Öffentlich wird das vor der Wahl in Thüringen jedoch kaum kommuniziert. Und selbst wenn die Entscheidung der SPD auf einen Bruch der Koalition hinauslaufen sollte, dürfte es ganz so schnell wahrscheinlich nicht kommen. So ist eher damit zu rechnen, dass die Union sich auf die Suche nach alternativen Regierungsoptionen begeben wird, als sich auf das Abenteuer einer Neuwahl einzulassen, das auch für die Christdemokraten mit einem Regierungs- und Machtverlust enden könnte. Profitieren würden derzeit von Neuwahlen ausschließlich Bündnis 90/Die Grünen und die AfD. Selbst die Partei Die Linke, die von den Meinungsforschern mittlerweile immer öfter bei nur noch sieben Prozent taxiert wird, kann – allen anderen öffentlichen Aussagen ihres Spitzenpersonals zum Trotz – derzeit kein ernsthaftes Interesse an Neuwahlen haben. Zu tief sitzt das Trauma, den Sprung über die Fünfprozenthürde wie 2002 die PDS zu vergeigen.

Dreh- und Angelpunkt ist, wie schlecht die SPD bei den kommenden drei Landtagswahlen abschneidet.

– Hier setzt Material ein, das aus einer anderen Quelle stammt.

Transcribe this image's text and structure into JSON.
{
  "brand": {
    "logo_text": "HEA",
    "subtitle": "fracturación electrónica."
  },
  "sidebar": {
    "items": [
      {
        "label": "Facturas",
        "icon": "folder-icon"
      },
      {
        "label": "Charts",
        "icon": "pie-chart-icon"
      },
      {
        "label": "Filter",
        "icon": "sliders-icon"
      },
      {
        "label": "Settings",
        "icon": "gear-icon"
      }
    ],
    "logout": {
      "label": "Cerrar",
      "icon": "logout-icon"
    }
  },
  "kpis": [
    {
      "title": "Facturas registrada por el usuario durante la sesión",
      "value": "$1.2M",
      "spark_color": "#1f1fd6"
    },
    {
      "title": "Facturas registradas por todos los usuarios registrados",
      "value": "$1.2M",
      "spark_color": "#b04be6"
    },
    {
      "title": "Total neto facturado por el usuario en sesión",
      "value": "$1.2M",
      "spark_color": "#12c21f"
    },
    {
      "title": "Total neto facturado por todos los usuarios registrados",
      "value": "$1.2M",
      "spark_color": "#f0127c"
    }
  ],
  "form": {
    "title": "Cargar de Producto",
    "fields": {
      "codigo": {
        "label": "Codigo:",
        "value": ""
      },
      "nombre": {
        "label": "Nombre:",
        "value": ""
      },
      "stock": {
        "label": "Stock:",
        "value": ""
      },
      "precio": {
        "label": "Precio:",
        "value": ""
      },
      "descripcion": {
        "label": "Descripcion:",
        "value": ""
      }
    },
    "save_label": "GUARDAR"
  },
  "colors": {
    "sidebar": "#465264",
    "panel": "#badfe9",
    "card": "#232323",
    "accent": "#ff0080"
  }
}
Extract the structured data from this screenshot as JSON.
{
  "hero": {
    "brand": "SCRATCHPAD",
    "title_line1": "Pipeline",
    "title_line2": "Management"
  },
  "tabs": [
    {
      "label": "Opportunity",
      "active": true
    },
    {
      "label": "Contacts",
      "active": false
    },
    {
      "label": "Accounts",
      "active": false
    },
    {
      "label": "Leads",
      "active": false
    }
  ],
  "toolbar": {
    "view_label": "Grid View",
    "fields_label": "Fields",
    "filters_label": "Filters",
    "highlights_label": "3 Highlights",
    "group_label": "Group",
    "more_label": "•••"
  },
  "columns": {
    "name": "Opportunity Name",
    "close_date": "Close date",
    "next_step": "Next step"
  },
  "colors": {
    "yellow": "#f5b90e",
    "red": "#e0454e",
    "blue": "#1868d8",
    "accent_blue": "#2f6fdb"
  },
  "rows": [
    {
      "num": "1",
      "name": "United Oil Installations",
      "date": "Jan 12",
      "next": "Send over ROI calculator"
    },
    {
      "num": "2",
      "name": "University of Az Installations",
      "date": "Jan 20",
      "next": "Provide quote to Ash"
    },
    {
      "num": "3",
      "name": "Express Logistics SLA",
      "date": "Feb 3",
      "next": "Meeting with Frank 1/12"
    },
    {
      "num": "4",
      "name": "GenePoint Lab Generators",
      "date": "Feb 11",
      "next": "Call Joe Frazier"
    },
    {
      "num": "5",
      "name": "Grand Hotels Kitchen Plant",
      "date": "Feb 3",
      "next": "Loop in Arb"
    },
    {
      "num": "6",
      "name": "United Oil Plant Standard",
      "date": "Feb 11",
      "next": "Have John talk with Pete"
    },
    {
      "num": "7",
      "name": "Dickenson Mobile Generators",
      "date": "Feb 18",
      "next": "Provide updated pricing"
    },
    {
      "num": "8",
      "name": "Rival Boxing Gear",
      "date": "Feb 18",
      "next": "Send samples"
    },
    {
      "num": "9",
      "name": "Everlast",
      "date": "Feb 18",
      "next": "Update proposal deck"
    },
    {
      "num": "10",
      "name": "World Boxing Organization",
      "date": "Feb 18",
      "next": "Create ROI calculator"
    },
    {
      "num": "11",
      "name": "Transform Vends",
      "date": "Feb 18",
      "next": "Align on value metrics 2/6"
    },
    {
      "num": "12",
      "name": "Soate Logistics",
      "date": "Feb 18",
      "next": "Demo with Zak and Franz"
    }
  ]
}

Aktuell werden die sächsischen Sozialdemokraten bei nur noch 8,5 Prozent gehandelt und lägen – sollte sich dieser Wert am Sonntag bestätigen – selbst hinter dem Wahlergebnis der faschistischen NPD in Sachsen aus dem Jahr 2004. Nach dieser Wahl waren die Neonazis mit 9,2 Prozent in den Dresdner Landtag eingezogen. Kaum abzuschätzen ist derzeit auch der Ausgang des SPD-Castings für die Doppelspitze des Parteivorsitzes. Aufgrund der Fülle an Kandidatinnen und Kandidaten sind mit der Wahl eher Chaos als geordnete Verhältnisse zu prognostizieren. Was auch immer in den nächsten Wochen im Berliner Politikbetrieb passieren wird – die Mehrheit der Bundesbürger bevorzugt ungeachtet der verschiedenen Befindlichkeiten in den Parteien geordnete politische Verhältnisse. Die Verantwortung, die derzeit auf einer klein gewordenen Partei wie der SPD liegt, könnte größer kaum sein. (bern)

Debatte

  • Beitrag von Jan S. aus G. (31. August 2019 um 23:59 Uhr)
    Könnte vielleicht jemand aus der Redaktion Markus Bernhardt freundlich darauf hinweisen, dass es einen Unterschied zwischen Prozenten und Prozentpunkten gibt? Solche Stockfehler lassen sich vermeiden.